Serbis

| Philippines |
En première suisse | Cannes 08, en compétition
de Brillante Mendoza



Depuis quatre ans, une nouvelle génération de jeunes réalisateurs, dite «digitale», ranime de façon étourdissante un cinéma philippin un brin assoupi depuis la mort de Lino Brocka en 1991. Réalisés en marge du système qui produit des films commerciaux diffusés sur les chaînes satellitaires destinées aux millions de travailleurs émigrés philippins, leurs longs-métrages réalisés en numérique participent d’une esthétique de la pénurie libératrice.
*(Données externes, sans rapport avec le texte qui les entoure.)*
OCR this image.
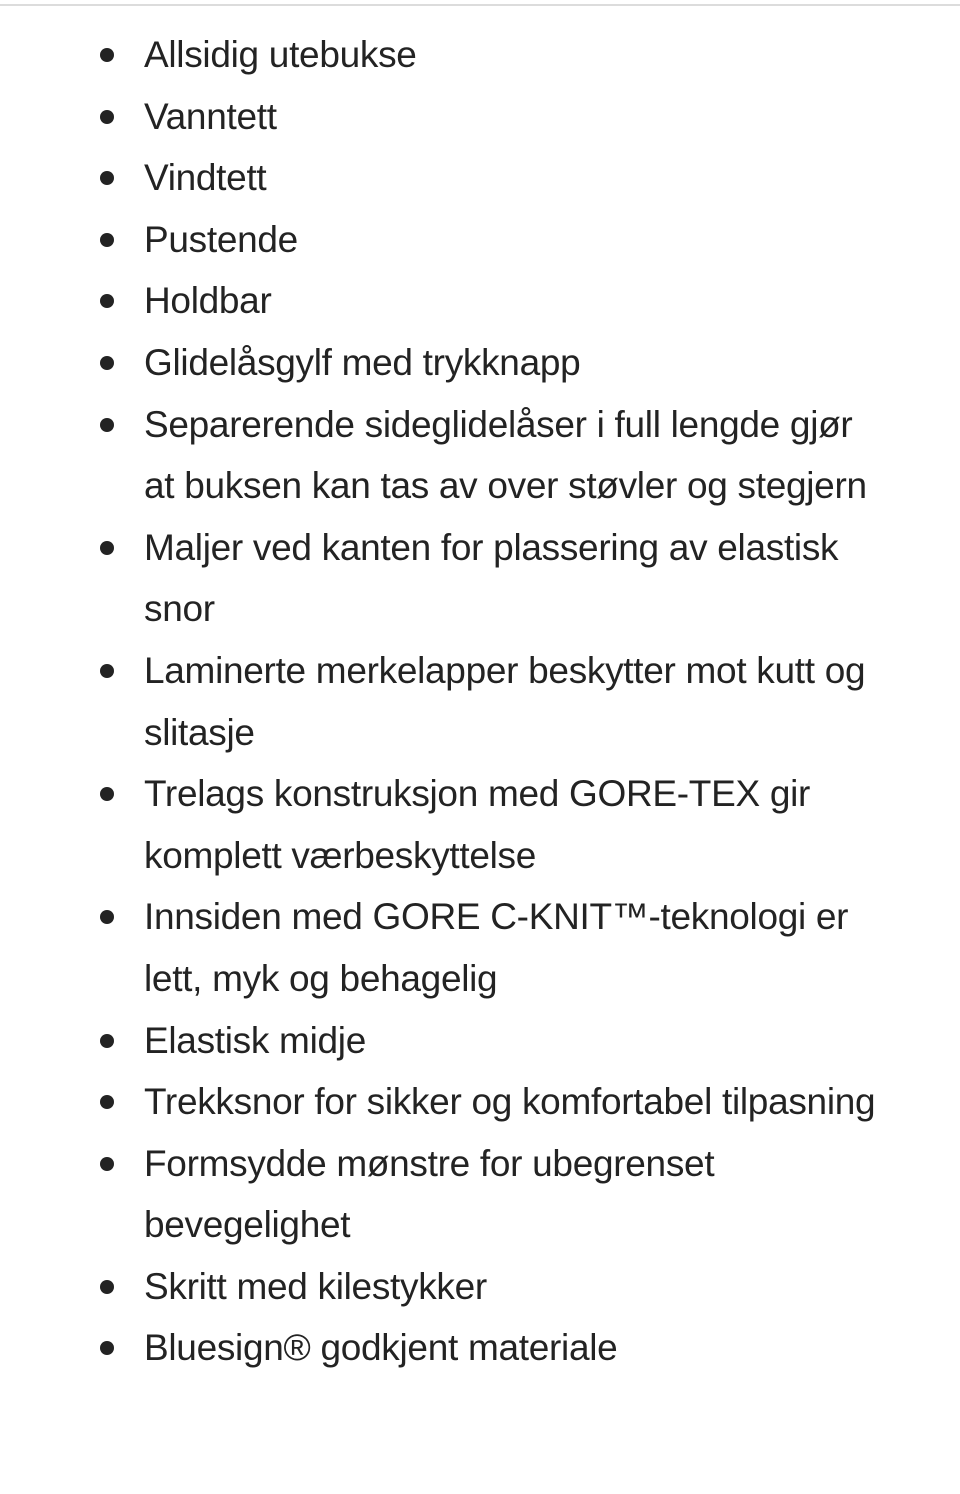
Allsidig utebukse
Vanntett
Vindtett
Pustende
Holdbar
Glidelåsgylf med trykknapp
Separerende sideglidelåser i full lengde gjør at buksen kan tas av over støvler og stegjern
Maljer ved kanten for plassering av elastisk snor
Laminerte merkelapper beskytter mot kutt og slitasje
Trelags konstruksjon med GORE-TEX gir komplett værbeskyttelse
Innsiden med GORE C-KNIT™-teknologi er lett, myk og behagelig
Elastisk midje
Trekksnor for sikker og komfortabel tilpasning
Formsydde mønstre for ubegrenset bevegelighet
Skritt med kilestykker
Bluesign® godkjent materiale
Venu de la publicité, Brillante Mendoza a littéralement médusé les critiques à Cannes avec «Serbis» dont l’action est située dans un cinéma décrépit qui diffuse des vieilles bandes érotiques des années septante. Au bord de l’implosion, la famille Pineda exploite la salle et, surtout, gère tous les trafics sexuels qui s’y trament sous le couvert des projections. Ordonnatrice de ce chaos, la grand-mère fait mine de s’agacer de l’origine de ses revenus, mais elle se garde de mettre un terme à ce ghetto, car elle sait bien qu’il n’existe pas de salut financier aux Philippines, hors le sexe! En résulte un film à nul autre pareil, qui capte une vitalité désespérée dont le paradoxe nous hantera longtemps. Dans la vraie vie, le cinéma s’appelle aussi le «Family», espérons qu’aucun enfant n’y circule avec son tricycle… A voir absolument!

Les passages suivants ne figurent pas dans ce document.